Transferring the land to Eden Housing could allow it to compete for more grants and other funding to help build the project, city reports said. Eden Housing already has secured $14 million from Alameda County Measure A sales tax funds for the affordable housing.

The developer was also in line for tens of millions of funding through state tax credit financing last year, but later had to decline that funding because of delays caused by lawsuits and appeals Save Livermore Downtown, city reports said.

“Had we not been sued, this project would have been in construction right now, and we would have been welcoming 130 families to their homes next year,” Eden Housing’s president, Linda Mandolini said at the meeting.

“We feel like we are being bullied by legal action, simply to prevent people from living in this community who work here, who desperately need to find a place that’s affordable,” she said.

Save Livermore Downtown’s members include influential resident Joan Seppala, founder and publisher of The Independent, a local weekly newspaper.

Seppala is also the executive of the Livermore Valley Performing Arts Center’s board, which oversees the Bankhead Theater, a few hundred feet from the affordable housing project site.

Jean King, also a member of the group, serves on the board of the performing arts center as well.

After the City Council approved the project in May 2021, the group filed a lawsuit asserting that the apartment complex plans were “inconsistent” with parts of Livermore’s downtown plan, and should not have been approved.

The lawsuit also alleged the city needed to do further environmental analysis regarding contamination on the site. But Alameda County Court Judge Frank Roesch ruled against the group in February, calling the lawsuit “almost utterly without merit.”

The group appealed the decision to a state court of appeal, and the case is pending. It’s unclear when it will be resolved, though the city attorney and other officials said they are confident the appeal will fail.

The group, going by another name at the time, also put a referendum on the ballot in 2020 trying to block the city’s plans for a hotel development downtown, but voters rejected it. The group also threatened other referendums over portions of the city’s plans for downtown.

At the meeting that began May 23, and was continued into May 24, King said the group is strongly opposed to the agreement with Eden Housing and the land transfer.

“The city is taking a lot of financial risk here in a project that most do not support,” she said.

“The agreement is a horrible deal for the city, and further demonstrates that the city is not listening to its residents,” she said.
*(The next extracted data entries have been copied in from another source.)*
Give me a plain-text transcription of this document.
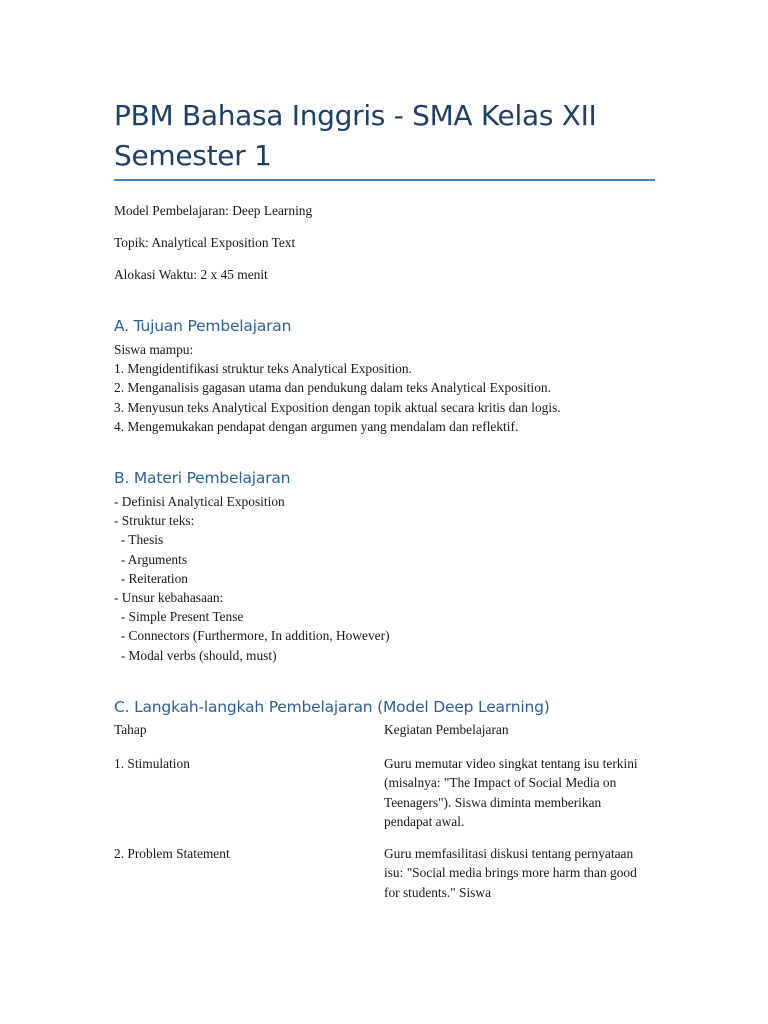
PBM Bahasa Inggris - SMA Kelas XII Semester 1

Model Pembelajaran: Deep Learning

Topik: Analytical Exposition Text

Alokasi Waktu: 2 x 45 menit

A. Tujuan Pembelajaran
Siswa mampu:
1. Mengidentifikasi struktur teks Analytical Exposition.
2. Menganalisis gagasan utama dan pendukung dalam teks Analytical Exposition.
3. Menyusun teks Analytical Exposition dengan topik aktual secara kritis dan logis.
4. Mengemukakan pendapat dengan argumen yang mendalam dan reflektif.
B. Materi Pembelajaran
- Definisi Analytical Exposition
- Struktur teks:
- Thesis
- Arguments
- Reiteration
- Unsur kebahasaan:
- Simple Present Tense
- Connectors (Furthermore, In addition, However)
- Modal verbs (should, must)
C. Langkah-langkah Pembelajaran (Model Deep Learning)
Tahap	Kegiatan Pembelajaran
1. Stimulation	Guru memutar video singkat tentang isu terkini (misalnya: "The Impact of Social Media on Teenagers"). Siswa diminta memberikan pendapat awal.
2. Problem Statement	Guru memfasilitasi diskusi tentang pernyataan isu: "Social media brings more harm than good for students." Siswa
King also threatened potential further legal action.

But the council fired back, arguing Save Livermore Downtown is only aiming to delay the housing, and said most residents have expressed support for the downtown plans through elections, referendums and public planning sessions.

“The leader of their group has expressed to me and other council members and other members in the community, many times, that if nothing happens, she wins,” Mayor Bob Woerner said at the meeting.

“Having repeatedly failed at the ballot box, by two to one margins, they have now resorted to frivolous lawsuits to block progress,” Woerner said. “They have dramatically failed in court so far, and I’m confident that they will continue to fail in court and elsewhere,” he said.

“In the arguments used against this development, I hear the dog whistles of racism and classism,” Munro said. “Those who say, ‘I want affordable housing, but not there,’ do not want to believe they are engaging in this behavior, but let’s be real,” she said.

Vice Mayor Regina Bonanno said council members are listening to the whole of the city’s population, not just a “small, well-funded local group, who insists that they know what’s best for everyone, who think they should decide who gets to live where, and will seemingly stop at nothing to get what they want.”

“They’ve delayed the project, they’ve wasted taxpayer dollars,” she said.

“This has hurt the community,” Bonanno said, “but it hasn’t stopped this project.”